Past Exhibitions
Arranging Flowers in American Art
Beyond the Bouquet
Inspired by flowers, North American artists working across time, cultural traditions, and artistic styles have embraced floral beauty in the natural world. Beyond the Bouquet highlights works from the permanent collection that showcase how artists’ explorations of joy, ritual, and knowledge through flowers can touch our own lives and shared experiences.
Visual Kinship
Visual Kinship explores how photography defines, challenges, and reimagines the concept of family. Across diverse historical and contemporary works, the exhibition examines how images reflect and disrupt family structures shaped by colonialism, migration, transnational adoption, and queer intimacies. Photography plays a pivotal role in bridging the personal and political, offering a lens through which kinship can be recognized, claimed, and contested. The exhibition also considers how visual culture fosters alternative networks of belonging and care, expanding the notion of family beyond biological or traditional frameworks.
Panûpünüwügai (Living Light)
Cara Romero
Cara Romero: Panûpünüwügai (Living Light) explores the narrative artistic practice of Chemehuevi photographer Cara Romero. Spanning the past decade of her work, this exhibition presents a thematic examination of Romero’s complex and layered images, which celebrate the multiplicity, beauty, and resilience of Native American and Indigenous experiences. Accompanied by a catalogue of the same title and debuting at the Hood Museum in January 2025, this is Romero’s first major solo exhibition.
Art, Commodities, and Water
Liquidity
Playing upon the dual definitions of liquidity—liquid assets bought and sold, as well as liquid substances—this exhibition mines the historical connections between art, water, and commodities. Highlights from the Hood Museum’s American painting, sculpture, and decorative arts collection explore histories of global trade across water; linkages between water and tourism; liquids as artistic materials; and how nineteenth-century water pollution and historical access to clean water remain relevant to local and national discussions in our present moment.

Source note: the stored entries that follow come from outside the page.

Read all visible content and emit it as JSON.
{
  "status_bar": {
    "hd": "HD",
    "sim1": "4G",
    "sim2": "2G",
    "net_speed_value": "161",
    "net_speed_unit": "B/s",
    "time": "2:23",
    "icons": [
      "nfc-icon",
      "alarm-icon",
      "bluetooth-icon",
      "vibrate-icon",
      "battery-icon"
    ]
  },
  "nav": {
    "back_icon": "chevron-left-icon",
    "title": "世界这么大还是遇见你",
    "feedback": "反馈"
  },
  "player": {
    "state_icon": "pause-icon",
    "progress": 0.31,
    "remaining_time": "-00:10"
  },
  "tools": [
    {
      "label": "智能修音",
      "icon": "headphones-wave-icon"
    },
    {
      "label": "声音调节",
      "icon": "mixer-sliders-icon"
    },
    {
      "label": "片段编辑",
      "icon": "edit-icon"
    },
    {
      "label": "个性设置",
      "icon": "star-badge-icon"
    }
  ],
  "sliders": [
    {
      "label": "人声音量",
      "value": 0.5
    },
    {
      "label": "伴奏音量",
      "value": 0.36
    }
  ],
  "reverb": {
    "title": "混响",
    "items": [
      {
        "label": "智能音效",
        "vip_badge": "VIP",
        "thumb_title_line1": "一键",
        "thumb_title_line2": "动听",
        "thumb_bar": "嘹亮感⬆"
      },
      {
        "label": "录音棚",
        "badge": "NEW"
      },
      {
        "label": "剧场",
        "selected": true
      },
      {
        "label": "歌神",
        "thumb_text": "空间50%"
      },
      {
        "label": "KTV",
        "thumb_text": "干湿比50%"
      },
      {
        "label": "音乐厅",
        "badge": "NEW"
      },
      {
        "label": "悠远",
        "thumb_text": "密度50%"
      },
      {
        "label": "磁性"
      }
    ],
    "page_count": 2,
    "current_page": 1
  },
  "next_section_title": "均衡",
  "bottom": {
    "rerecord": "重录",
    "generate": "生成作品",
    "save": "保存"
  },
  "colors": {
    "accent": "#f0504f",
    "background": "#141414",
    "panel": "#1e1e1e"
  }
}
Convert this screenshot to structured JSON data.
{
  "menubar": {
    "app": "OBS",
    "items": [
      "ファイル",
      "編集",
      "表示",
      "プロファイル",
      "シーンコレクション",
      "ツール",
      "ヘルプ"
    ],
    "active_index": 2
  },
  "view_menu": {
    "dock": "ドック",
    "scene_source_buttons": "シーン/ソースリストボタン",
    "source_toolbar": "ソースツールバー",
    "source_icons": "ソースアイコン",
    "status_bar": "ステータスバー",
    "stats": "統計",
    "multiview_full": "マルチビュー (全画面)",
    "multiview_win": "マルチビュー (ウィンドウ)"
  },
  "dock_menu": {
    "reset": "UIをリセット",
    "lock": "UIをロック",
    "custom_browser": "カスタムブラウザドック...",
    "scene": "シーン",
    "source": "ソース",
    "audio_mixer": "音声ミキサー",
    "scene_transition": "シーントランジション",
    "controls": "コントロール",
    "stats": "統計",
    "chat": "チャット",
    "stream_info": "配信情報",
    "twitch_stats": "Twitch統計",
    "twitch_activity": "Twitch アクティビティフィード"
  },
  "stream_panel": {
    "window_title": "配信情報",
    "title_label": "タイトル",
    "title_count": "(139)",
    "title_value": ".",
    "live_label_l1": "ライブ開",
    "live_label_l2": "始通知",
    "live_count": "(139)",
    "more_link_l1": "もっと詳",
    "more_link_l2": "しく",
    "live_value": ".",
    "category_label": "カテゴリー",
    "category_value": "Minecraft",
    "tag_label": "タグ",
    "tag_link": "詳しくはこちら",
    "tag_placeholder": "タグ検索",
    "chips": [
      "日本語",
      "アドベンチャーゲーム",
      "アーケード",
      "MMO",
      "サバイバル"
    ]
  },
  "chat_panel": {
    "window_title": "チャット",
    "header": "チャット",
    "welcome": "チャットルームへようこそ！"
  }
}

Decolonial Cartographies of Place
[Un]Mapping
[Un]Mapping examines the legacies of mapmaking and invites viewers to think about alternatives for visualizing our relationships to place. This show focuses on the work of artists whose practices critique colonial legacies of cartography and employ decolonial and Indigenous ways of knowing. It considers how maps can be used not in the interests of surveillance or dispossession but as a means of placemaking.
Tracing Foodways through Art
From the Field
From the Field: Tracing Foodways through Art explores the idea of food as not only nourishment but also an expression of our lived and shared experiences. This exhibition invites audiences to reflect on their relationships to foodways, which encompass our attitudes, practices, and rituals around food. Artworks across different time periods, mediums, and cultures illustrate points of connection, disconnection, and reconnection to our foodways.